Chanson inspirée par cette carte

Paroles et musique par
Stéphan Decuyper **
J’ai porté dans mes pas des océans de silence,
Des marées de blessures revenant en cadence.
Je cherchais dans mes nuits un éclat d’espérance,
Un murmure du ciel disant : « Offre-toi la chance. »
Et c’est là, dans l’ombre, que j’ai vu ma lumière,
Une flamme fragile… mais plus forte que la pierre.
On veut trop se prouver, trop courir, trop donner…
Mais c’est dans la douceur qu’on apprend à s’aimer.
C’est la compassion…
Une lumière qui s’élève au bord de nos saisons.
Un chant qui nous rassemble et nous ramène à la maison.
Quand tu t’accueilles enfin avec ton propre pardon,
Tu deviens pour le monde
Un souffle qui relève, un cœur qui rayonne…
C’est la compassion.
J’ai vu tant de visages, des histoires invisibles,
Des âmes en équilibre, un peu trop vulnérables.

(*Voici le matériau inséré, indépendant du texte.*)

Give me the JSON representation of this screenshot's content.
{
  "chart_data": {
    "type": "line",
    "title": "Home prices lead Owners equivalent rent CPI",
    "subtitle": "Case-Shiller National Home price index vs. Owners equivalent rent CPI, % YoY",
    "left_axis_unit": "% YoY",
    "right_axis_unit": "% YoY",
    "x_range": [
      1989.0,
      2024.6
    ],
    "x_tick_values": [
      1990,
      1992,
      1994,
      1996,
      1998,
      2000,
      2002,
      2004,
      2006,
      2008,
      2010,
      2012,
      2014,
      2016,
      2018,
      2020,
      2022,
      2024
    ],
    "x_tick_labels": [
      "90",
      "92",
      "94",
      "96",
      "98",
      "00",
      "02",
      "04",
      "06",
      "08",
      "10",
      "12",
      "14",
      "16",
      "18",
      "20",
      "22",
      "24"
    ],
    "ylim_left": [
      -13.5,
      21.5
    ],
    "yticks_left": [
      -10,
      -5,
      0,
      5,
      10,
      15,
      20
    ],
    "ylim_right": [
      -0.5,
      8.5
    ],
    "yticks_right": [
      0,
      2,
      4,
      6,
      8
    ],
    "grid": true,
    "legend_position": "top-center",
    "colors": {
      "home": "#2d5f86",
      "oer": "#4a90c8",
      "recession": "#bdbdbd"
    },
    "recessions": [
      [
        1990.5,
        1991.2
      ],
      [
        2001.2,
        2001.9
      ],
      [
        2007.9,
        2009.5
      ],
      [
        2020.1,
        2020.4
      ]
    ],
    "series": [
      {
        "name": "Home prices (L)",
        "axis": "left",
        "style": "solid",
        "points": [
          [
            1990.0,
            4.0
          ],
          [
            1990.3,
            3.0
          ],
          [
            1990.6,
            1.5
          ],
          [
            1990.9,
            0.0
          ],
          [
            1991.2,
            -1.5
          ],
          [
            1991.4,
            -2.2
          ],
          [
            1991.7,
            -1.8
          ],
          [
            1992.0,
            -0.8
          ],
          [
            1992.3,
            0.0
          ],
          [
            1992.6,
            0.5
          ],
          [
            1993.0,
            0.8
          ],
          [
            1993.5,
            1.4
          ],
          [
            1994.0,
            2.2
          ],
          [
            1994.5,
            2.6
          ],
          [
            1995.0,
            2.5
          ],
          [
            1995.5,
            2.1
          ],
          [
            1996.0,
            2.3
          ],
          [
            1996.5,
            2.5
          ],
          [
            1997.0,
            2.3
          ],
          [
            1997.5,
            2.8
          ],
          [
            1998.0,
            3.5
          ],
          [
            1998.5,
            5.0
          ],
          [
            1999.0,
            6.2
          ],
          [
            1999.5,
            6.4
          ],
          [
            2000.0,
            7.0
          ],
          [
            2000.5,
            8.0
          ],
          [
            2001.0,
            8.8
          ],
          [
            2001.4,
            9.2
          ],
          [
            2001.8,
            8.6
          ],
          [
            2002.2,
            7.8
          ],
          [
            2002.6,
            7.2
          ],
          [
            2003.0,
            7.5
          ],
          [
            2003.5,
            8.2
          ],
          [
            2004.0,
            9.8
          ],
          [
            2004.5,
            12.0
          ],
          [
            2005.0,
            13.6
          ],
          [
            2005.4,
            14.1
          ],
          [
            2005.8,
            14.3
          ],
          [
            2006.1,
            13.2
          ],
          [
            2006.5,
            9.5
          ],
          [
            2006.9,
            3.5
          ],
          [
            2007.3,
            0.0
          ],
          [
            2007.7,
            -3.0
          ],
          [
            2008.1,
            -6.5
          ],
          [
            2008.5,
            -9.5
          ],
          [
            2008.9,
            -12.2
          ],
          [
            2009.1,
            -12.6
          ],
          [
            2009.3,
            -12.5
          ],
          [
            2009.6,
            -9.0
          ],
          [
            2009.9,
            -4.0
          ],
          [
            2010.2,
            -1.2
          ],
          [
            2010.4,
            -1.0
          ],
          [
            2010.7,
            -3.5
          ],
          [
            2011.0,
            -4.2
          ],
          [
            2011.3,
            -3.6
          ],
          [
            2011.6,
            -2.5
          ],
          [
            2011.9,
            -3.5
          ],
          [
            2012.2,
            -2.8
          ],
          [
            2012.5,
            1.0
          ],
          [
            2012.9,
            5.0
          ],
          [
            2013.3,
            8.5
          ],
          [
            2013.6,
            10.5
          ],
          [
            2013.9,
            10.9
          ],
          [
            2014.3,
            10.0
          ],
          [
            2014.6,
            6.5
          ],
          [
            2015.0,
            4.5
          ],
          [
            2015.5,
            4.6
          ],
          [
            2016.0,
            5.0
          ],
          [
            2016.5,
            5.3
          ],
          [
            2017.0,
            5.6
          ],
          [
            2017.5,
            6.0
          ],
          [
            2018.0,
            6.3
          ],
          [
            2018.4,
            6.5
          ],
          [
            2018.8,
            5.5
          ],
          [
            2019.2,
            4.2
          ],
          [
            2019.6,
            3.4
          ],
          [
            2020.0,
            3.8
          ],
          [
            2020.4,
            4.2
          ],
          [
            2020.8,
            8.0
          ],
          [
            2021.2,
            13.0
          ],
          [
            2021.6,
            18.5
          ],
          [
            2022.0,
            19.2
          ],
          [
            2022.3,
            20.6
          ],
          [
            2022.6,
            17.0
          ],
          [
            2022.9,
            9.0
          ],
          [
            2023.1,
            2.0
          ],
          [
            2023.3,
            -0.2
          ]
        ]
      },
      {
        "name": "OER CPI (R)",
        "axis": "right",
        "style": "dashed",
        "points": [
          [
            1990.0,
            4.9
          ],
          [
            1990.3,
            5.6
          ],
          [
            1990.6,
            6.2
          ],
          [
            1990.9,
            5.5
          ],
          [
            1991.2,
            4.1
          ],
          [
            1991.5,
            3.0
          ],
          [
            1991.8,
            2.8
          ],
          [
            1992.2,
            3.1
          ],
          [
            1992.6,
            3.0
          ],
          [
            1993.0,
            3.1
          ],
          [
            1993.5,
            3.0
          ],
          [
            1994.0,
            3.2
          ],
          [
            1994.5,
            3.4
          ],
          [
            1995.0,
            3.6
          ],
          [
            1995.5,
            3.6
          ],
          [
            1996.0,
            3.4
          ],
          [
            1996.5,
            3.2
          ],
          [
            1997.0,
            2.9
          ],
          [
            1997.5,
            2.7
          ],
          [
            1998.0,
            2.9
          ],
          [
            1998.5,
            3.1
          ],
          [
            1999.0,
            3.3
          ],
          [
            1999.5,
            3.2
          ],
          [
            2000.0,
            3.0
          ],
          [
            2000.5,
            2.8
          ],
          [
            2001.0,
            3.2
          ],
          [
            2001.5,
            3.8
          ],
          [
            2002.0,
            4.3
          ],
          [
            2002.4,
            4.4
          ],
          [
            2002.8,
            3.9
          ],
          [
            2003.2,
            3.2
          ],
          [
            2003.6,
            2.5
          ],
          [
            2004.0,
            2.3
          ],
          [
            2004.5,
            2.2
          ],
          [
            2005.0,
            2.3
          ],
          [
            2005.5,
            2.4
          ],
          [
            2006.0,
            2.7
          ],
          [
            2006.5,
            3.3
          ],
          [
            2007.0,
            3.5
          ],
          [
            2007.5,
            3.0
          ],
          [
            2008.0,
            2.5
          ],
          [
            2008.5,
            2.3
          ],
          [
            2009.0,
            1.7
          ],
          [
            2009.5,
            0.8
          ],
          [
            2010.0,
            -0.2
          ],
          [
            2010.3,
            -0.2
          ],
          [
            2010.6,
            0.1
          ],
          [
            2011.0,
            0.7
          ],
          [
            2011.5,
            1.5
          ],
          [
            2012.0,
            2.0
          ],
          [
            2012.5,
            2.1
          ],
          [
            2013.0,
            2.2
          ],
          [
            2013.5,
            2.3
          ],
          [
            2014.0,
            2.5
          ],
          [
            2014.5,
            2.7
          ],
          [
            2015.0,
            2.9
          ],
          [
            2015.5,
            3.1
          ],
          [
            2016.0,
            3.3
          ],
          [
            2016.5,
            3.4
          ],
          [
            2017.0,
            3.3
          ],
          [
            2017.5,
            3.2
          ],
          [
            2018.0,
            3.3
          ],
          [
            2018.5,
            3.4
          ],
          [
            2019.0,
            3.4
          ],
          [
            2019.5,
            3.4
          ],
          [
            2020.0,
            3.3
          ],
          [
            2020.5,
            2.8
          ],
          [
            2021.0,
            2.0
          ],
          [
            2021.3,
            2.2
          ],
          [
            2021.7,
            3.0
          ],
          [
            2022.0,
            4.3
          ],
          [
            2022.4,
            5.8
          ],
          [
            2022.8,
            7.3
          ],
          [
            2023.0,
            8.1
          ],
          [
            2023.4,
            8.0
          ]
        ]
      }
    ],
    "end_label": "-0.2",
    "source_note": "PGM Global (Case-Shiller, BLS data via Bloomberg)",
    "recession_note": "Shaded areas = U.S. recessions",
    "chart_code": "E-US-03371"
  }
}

Et j’ai compris qu’aimer, c’est rendre l’autre possible,
C’est ouvrir son abri quand la vie devient instable.
Nos cœurs sont des pays faits de mille frontières,
Mais une seule tendresse peut tout rendre plus clair.
Quand on écoute vraiment sans vouloir tout sauver,
On devient ce refuge où l’autre peut exister.
C’est la compassion…
Une lumière qui s’élève au bord de nos saisons.
Un chant qui nous rassemble et nous ramène à la maison.
Quand tu t’accueilles enfin avec ton propre pardon,
Tu deviens pour le monde
Un souffle qui relève, un cœur qui rayonne…
C’est la compassion.
Pense à ces instants où tu t’brises en silence,
Où tu t’caches à toi-même ta propre bienveillance.
Et si tu t’offrais, juste une fois aujourd’hui,
La tendresse immense
Que tu donnes aux êtres qui illuminent ta vie ?
C’est la compassion…
Le plus doux des miracles, la force sans condition.
Un chemin vers l’amour, une lente guérison.
Quand tu ouvres ton cœur sans craindre ta vulnérabilité,
Tu deviens pour le monde
Une lumière debout, une paix retrouvée…
C’est la compassion.
On veut trop se prouver, trop courir, trop donner…
Mais c’est dans la douceur qu’on apprend à s’aimer.
Quand on écoute vraiment sans vouloir tout sauver,
On devient ce refuge où l’autre peut exister.